Battling Islamic State: Boots on the ground. How about brains in the air?

RASHMEE ROSHAN LALL October 3, 2014
In happier times: New Iraqi army officers at their graduation ceremony at the Joint Staff College at Camp Rustumiya, Baghdad

In happier times: New Iraqi army officers at their graduation ceremony at the Joint Staff College at Camp Rustumiya, Baghdad

Heard the one about Iraqi pilots mistakenly delivering food, water and ammunition Islamic State (IS) militants on a mission that was meant to supply their own side?

It’s a droll but true story and a uniquely illustrative sidebar to the ‘boots on the ground’ (brains in the air?) issue.

NBC News had Hakim Al-Zamili, a member of the Iraqi parliament and a senior security official, ascribing it to “the wrong plans of the commanders in the Iraqi army and lack of experience of the pilots”. A brigadier-general in Iraq’s Defense Ministry agreed that the pilots were “young and new”.

It points up US Joint Chiefs of Staff Chairman General Martin Dempsey’s recent lament that about half the Iraqi army is incapable of effectively working with the United States to battle IS, while the other half needs more training and equipment.

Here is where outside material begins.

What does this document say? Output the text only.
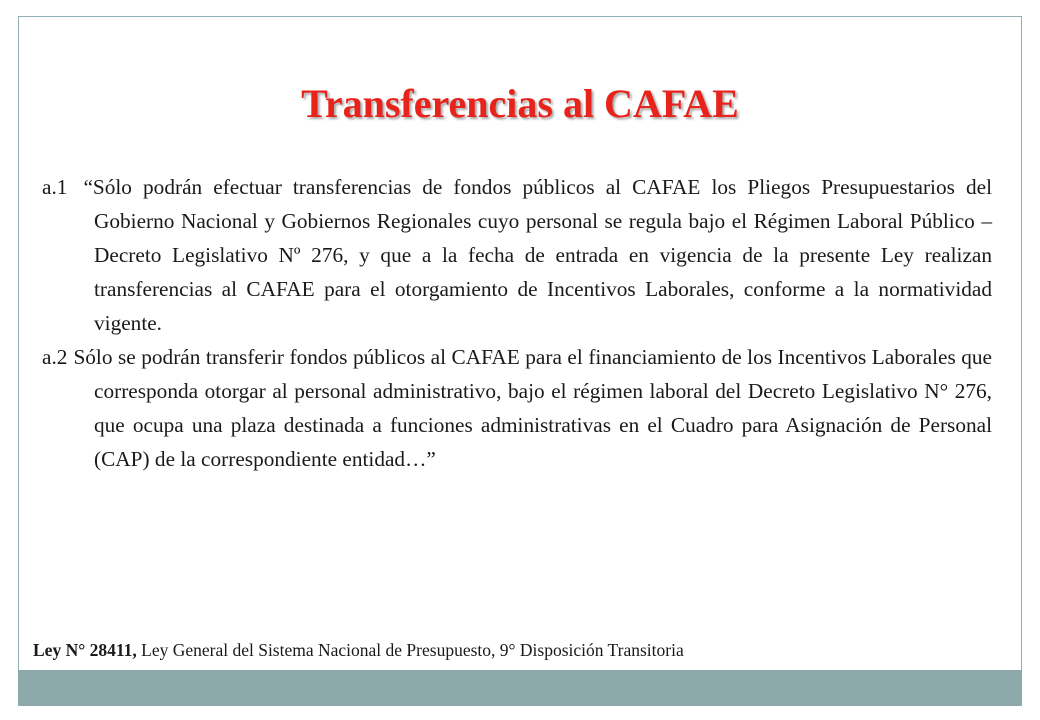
Transferencias al CAFAE

a.1 “Sólo podrán efectuar transferencias de fondos públicos al CAFAE los Pliegos Presupuestarios del Gobierno Nacional y Gobiernos Regionales cuyo personal se regula bajo el Régimen Laboral Público – Decreto Legislativo Nº 276, y que a la fecha de entrada en vigencia de la presente Ley realizan transferencias al CAFAE para el otorgamiento de Incentivos Laborales, conforme a la normatividad vigente.

a.2 Sólo se podrán transferir fondos públicos al CAFAE para el financiamiento de los Incentivos Laborales que corresponda otorgar al personal administrativo, bajo el régimen laboral del Decreto Legislativo N° 276, que ocupa una plaza destinada a funciones administrativas en el Cuadro para Asignación de Personal (CAP) de la correspondiente entidad…”

Ley N° 28411, Ley General del Sistema Nacional de Presupuesto, 9° Disposición Transitoria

And it throws into relief, IS prisoner John Cantlie’s quote on a propaganda video from former CIA analyst Michael Scheurer, who headed the agency’s original al-Qaeda unit. Mr Scheurer said Islamists “have been in the field fighting since 1979, and their movement has never been larger, more popular or as well armed as it is today.”

Meanwhile, almost everywhere the US has intervened since 9/11, has become militarily less competent.